Les droits que possèdent les Agnats de la Maison de Nassau sur la succession du Grand-Duché, en vertu des mêmes traités, sont maintenus.
Les Hautes Parties Contractantes acceptent la présente déclaration et en prennent acte.
Article 2 :
Le Grand-Duché de Luxembourg, dans les limites déterminées par l'Acte annexé au traité du 19 avril 1839 sous la garantie des cours de France, d'Autriche, de la Grande-Bretagne, de la Prusse et de Russie, formera désormais un État perpétuellement neutre. Il sera tenu d'observer cette même neutralité envers tous les autres États.

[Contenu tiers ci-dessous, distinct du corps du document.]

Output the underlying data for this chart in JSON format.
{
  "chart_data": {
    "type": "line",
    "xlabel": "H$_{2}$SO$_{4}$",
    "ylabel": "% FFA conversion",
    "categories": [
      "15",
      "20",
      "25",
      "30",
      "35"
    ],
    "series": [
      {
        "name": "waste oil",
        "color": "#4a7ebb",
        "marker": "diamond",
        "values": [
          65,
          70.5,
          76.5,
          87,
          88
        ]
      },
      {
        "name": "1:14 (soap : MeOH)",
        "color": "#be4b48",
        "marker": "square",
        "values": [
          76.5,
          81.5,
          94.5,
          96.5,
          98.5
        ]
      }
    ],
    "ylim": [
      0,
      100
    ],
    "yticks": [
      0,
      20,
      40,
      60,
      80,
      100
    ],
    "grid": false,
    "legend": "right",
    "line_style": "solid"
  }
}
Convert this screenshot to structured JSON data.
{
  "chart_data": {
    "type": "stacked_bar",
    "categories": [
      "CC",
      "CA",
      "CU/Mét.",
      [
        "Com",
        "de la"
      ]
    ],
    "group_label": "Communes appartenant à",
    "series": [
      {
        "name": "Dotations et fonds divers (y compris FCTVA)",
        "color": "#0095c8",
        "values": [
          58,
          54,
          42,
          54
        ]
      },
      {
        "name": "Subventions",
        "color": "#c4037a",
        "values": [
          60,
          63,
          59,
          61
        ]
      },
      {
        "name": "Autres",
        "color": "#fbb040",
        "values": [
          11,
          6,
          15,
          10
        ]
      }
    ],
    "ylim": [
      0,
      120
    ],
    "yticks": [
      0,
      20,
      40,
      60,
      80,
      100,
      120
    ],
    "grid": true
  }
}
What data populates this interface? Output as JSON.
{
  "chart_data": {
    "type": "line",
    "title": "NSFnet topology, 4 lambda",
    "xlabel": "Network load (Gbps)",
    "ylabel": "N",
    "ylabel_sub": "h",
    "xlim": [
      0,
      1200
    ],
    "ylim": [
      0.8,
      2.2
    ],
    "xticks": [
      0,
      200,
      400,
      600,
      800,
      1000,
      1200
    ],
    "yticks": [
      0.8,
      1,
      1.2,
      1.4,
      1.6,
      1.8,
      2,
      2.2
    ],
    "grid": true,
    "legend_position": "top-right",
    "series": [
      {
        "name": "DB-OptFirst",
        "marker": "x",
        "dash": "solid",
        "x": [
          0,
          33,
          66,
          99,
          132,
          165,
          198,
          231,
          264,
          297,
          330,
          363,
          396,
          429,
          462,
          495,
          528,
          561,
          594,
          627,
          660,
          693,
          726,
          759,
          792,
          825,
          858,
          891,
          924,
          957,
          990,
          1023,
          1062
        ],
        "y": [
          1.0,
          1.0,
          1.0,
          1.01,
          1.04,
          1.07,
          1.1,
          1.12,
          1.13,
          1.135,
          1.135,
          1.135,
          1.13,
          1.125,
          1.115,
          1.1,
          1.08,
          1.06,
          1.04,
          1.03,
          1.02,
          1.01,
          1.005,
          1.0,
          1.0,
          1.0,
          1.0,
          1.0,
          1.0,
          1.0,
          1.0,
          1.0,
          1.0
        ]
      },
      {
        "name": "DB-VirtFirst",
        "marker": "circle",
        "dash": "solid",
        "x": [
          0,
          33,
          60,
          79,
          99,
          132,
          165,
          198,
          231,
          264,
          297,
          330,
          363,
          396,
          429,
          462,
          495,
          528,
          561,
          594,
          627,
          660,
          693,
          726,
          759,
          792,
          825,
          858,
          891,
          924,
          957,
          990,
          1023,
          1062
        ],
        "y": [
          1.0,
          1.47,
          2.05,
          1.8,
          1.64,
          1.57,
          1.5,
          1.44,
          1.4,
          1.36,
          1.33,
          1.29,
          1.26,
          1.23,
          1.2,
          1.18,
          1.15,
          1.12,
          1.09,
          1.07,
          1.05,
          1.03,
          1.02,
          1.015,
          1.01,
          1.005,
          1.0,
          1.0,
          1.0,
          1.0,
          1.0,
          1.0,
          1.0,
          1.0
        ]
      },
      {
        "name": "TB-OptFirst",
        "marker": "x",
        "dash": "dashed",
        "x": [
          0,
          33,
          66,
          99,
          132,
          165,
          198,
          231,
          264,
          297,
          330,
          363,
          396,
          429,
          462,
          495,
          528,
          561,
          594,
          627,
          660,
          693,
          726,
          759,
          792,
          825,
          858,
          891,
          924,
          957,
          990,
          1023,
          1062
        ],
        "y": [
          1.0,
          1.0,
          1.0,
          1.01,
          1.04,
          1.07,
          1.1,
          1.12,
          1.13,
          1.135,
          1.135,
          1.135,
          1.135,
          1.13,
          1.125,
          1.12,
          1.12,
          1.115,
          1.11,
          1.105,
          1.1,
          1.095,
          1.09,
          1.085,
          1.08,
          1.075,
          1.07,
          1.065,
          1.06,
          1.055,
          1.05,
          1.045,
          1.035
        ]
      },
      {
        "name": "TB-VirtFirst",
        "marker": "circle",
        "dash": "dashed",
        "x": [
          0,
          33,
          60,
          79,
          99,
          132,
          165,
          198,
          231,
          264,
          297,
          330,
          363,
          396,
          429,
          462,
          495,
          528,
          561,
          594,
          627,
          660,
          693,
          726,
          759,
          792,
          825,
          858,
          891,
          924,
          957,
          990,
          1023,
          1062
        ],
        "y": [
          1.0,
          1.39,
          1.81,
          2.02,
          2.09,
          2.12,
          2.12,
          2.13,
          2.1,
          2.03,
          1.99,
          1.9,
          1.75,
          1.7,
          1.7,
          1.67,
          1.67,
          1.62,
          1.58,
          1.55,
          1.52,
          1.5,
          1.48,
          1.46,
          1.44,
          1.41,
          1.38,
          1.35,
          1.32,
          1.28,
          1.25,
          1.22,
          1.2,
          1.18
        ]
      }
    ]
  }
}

Les H.P.C. s'engagent à respecter le principe de neutralité stipulé par le présent article.
Le principe est et demeure placé sous la sanction de la garantie collective des Puissances signataires du présent traité, à l'exception de la Belgique, qui est elle-même un État neutre.
Article 3 :
Le Grand-Duché de Luxembourg étant neutralisé aux termes de l'article précédent, le maintien ou l'établissement de places fortes sur son territoire devient sans nécessité comme sans objet.
En conséquence, il est convenu d'un commun accord, que la ville de Luxembourg, considérée par le passé, sous le rapport militaire, comme forteresse fédérale, cessera d'être une ville fortifiée.
S. M. le Roi Grand-Duc se réserve d'entretenir dans cette ville le nombre de troupes nécessaires pour y veiller au maintien du bon ordre.
Article 4 :
Conformément aux stipulations contenues dans les articles 2 et 3, S. M. le Roi de Prusse déclare que ses troupes actuellement en garnison dans la forteresse de Luxembourg recevront l'ordre de procéder à l'évacuation de cette place immédiatement après l'échange des ratifications du présent traité.
On commencera simultanément à retirer l'artillerie, les munitions et, tous les objets qui font partie de la dotation de la dite place forte.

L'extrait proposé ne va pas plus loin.